When you come into hospital, the doctor will explain the procedure to you and ask you to sign a consent form. At that stage, if there are any questions that you would like to ask about the procedure, please do so. You need to inform either the doctor or the nurse present if you have any allergies or have had bad reactions to drugs or other tests in the past. They would also like to know about any previous surgery or operations you have had performed. You will be asked to take off all your clothes below the waist and wear a hospital gown. During the procedure you will be made to feel as comfortable as possible on an examination couch.
If you are having a general anaesthetic, the anaesthetist will see you and send you off to sleep.
If you are having a local anaesthetic, a nurse will be at your side throughout. She will ask you to rest your legs on two knee supports which are placed on either side near the end of the couch. Very gently, an instrument called a speculum, used when taking a cervical smear, is placed within the vagina to enable the doctor to see the neck of the womb. A warm antiseptic solution is used to clean the surface of the cervix. The hysteroscope is gently placed close to the outer opening of the cervix and at this stage a slight cramping feeling may be felt within the lower part of the tummy, not unlike period pain. The hysteroscope is passed through the cervix into the womb and if you wish you can often watch the progress on a nearby television screen. Any findings seen can be explained at this time. The whole procedure is likely to take about 15-20 minutes. After the examination you will be allowed to rest in a nearby waiting area.
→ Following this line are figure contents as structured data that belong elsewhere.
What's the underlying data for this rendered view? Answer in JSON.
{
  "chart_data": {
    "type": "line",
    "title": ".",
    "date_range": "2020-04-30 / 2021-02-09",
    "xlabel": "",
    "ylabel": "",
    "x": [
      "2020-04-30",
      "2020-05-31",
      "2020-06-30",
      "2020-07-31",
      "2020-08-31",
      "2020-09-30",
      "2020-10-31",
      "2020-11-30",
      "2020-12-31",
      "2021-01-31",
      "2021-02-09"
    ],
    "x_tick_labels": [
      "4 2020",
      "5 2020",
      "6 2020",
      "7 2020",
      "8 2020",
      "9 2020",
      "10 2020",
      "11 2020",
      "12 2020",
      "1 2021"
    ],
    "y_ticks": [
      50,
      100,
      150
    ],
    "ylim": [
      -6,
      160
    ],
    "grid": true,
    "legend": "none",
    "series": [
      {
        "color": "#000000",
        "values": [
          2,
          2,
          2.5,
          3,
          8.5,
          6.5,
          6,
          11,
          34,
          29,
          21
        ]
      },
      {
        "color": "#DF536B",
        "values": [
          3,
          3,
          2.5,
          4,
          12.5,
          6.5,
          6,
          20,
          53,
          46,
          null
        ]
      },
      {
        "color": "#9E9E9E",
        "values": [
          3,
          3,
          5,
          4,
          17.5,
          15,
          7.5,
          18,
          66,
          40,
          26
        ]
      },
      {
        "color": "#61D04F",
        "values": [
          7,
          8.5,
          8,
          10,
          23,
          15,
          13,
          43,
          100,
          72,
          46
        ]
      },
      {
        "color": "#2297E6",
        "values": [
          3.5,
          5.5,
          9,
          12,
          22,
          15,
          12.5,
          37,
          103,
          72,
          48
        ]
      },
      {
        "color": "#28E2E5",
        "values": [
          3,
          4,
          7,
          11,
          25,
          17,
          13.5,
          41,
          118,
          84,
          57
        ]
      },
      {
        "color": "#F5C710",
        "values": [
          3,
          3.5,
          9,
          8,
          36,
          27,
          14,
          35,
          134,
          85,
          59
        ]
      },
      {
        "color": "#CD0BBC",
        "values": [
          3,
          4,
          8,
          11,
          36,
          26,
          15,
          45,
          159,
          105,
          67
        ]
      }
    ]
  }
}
What Complications of Surgery might there be?

These are, in general, very rare for this minor surgery.
Complications of Anaesthesia: The anaesthetist will be able to discuss this with you. Alternatively, look at the Association of anaesthetists web site (see weblinks)
Pain:  This is usually mild and similar to period pain.  It usually needs no more than simple painkillers.
Bleeding: Scraping the lining of the womb will usually cause light bleeding. It is not more than a period in most cases.  Coming into hospital may affect the timing or nature of your next period (if you are still having them)
Infection:  Probably the most common type of infection is a "water infection", though even this is rare.  Occasionally there may be an unpleasant, smelly discharge from the womb suggesting infection there.  It is easily treated with antibiotics.
Blood clots (DVT):  These are extremely rare for such brief and minor surgery.  Unless you have specific risk factors, no prevention is necessary other than getting up and about quickly after the operation.
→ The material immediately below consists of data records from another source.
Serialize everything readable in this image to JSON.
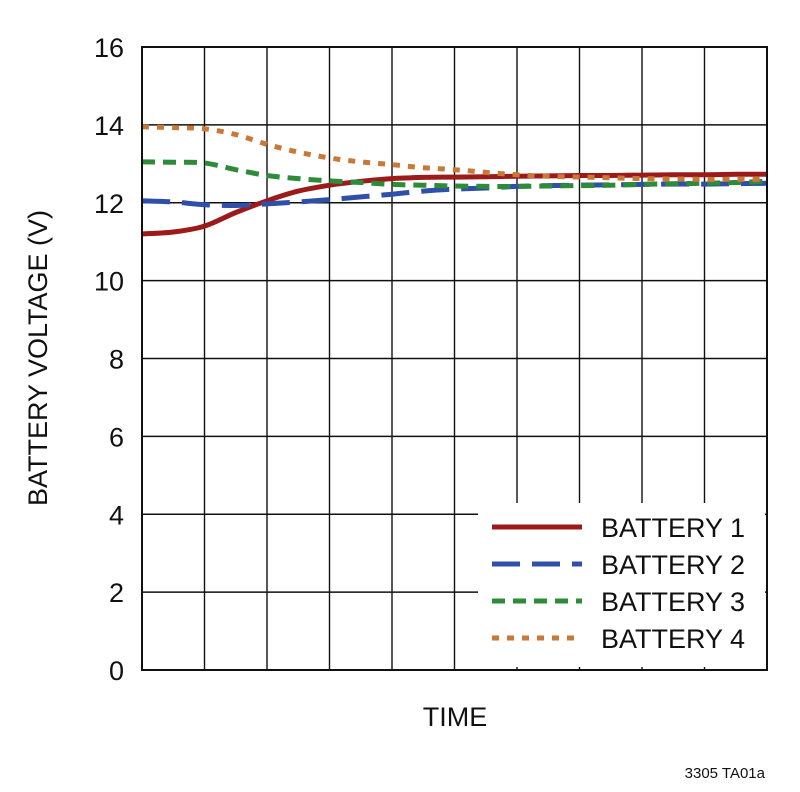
{
  "chart_data": {
    "type": "line",
    "xlabel": "TIME",
    "ylabel": "BATTERY VOLTAGE (V)",
    "ylim": [
      0,
      16
    ],
    "yticks": [
      "0",
      "2",
      "4",
      "6",
      "8",
      "10",
      "12",
      "14",
      "16"
    ],
    "x_gridlines": 10,
    "grid": true,
    "legend_position": "bottom-right",
    "figure_ref": "3305 TA01a",
    "x": [
      0,
      0.5,
      1,
      1.5,
      2,
      2.5,
      3,
      3.5,
      4,
      4.5,
      5,
      5.5,
      6,
      6.5,
      7,
      7.5,
      8,
      8.5,
      9,
      9.5,
      10
    ],
    "series": [
      {
        "name": "BATTERY 1",
        "color": "#9B1B1B",
        "style": "solid",
        "values": [
          11.2,
          11.25,
          11.4,
          11.75,
          12.05,
          12.3,
          12.45,
          12.55,
          12.62,
          12.65,
          12.66,
          12.67,
          12.68,
          12.69,
          12.7,
          12.7,
          12.71,
          12.72,
          12.72,
          12.73,
          12.73
        ]
      },
      {
        "name": "BATTERY 2",
        "color": "#2F4FA8",
        "style": "long-dash",
        "values": [
          12.05,
          12.02,
          11.95,
          11.93,
          11.97,
          12.02,
          12.08,
          12.15,
          12.22,
          12.3,
          12.35,
          12.38,
          12.42,
          12.44,
          12.45,
          12.46,
          12.47,
          12.48,
          12.48,
          12.49,
          12.5
        ]
      },
      {
        "name": "BATTERY 3",
        "color": "#2E8B3A",
        "style": "short-dash",
        "values": [
          13.05,
          13.04,
          13.02,
          12.85,
          12.7,
          12.62,
          12.56,
          12.52,
          12.47,
          12.45,
          12.43,
          12.42,
          12.42,
          12.43,
          12.44,
          12.45,
          12.47,
          12.49,
          12.5,
          12.52,
          12.55
        ]
      },
      {
        "name": "BATTERY 4",
        "color": "#C8793A",
        "style": "dotted",
        "values": [
          13.95,
          13.93,
          13.9,
          13.75,
          13.5,
          13.3,
          13.15,
          13.05,
          12.98,
          12.9,
          12.85,
          12.78,
          12.72,
          12.68,
          12.66,
          12.64,
          12.62,
          12.61,
          12.6,
          12.6,
          12.6
        ]
      }
    ]
  }
}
Complications of this operation in particular

Perforation of the uterus:  Sometimes an instrument makes a small hole in the womb.  This happens about 6 times per 1,000 operations.  It will only very rarely cause further complications unless you are pregnant when the womb is more likely to bleed.  You may have to be observed overnight to be on the safe side.  Occasionally another operation is needed (risk less that 1 per 1,000).
Failed procedure:  This is rare and simply means that it was not possible to see inside the womb.

Going Home

If you are going home after the procedure, it would be advisable that somebody comes to pick you up. It is important to rest quietly at home for the remainder of the day.
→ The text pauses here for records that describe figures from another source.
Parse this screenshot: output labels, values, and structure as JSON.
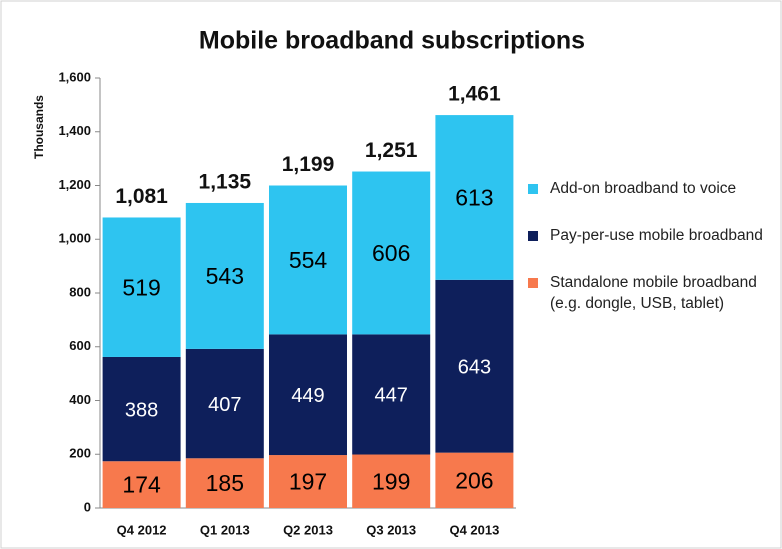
{
  "chart_data": {
    "type": "stacked_bar",
    "title": "Mobile broadband subscriptions",
    "y_axis_label": "Thousands",
    "categories": [
      "Q4 2012",
      "Q1 2013",
      "Q2 2013",
      "Q3 2013",
      "Q4 2013"
    ],
    "series": [
      {
        "name": "Standalone mobile broadband (e.g. dongle, USB, tablet)",
        "color": "#f7794d",
        "label_color": "#000000",
        "values": [
          174,
          185,
          197,
          199,
          206
        ]
      },
      {
        "name": "Pay-per-use mobile broadband",
        "color": "#0e1f5b",
        "label_color": "#ffffff",
        "values": [
          388,
          407,
          449,
          447,
          643
        ]
      },
      {
        "name": "Add-on broadband to voice",
        "color": "#2ec4f0",
        "label_color": "#000000",
        "values": [
          519,
          543,
          554,
          606,
          613
        ]
      }
    ],
    "totals": [
      1081,
      1135,
      1199,
      1251,
      1461
    ],
    "total_labels": [
      "1,081",
      "1,135",
      "1,199",
      "1,251",
      "1,461"
    ],
    "ylim": [
      0,
      1600
    ],
    "yticks": [
      0,
      200,
      400,
      600,
      800,
      {
        "value": 1000,
        "label": "1,000"
      },
      {
        "value": 1200,
        "label": "1,200"
      },
      {
        "value": 1400,
        "label": "1,400"
      },
      {
        "value": 1600,
        "label": "1,600"
      }
    ],
    "grid": false
  }
}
When Do I Know The Result?

Immediately after the examination the doctor will usually explain his findings in full. If you have had a general anaesthetic, you will probably find it better to discuss the findings fully at your follow-up consultation when you are fully recovered from the anaesthetic. If a biopsy or polyps have been removed at the time of the procedure, it will be a couple of weeks before the results are available for discussion at your follow-up consultation.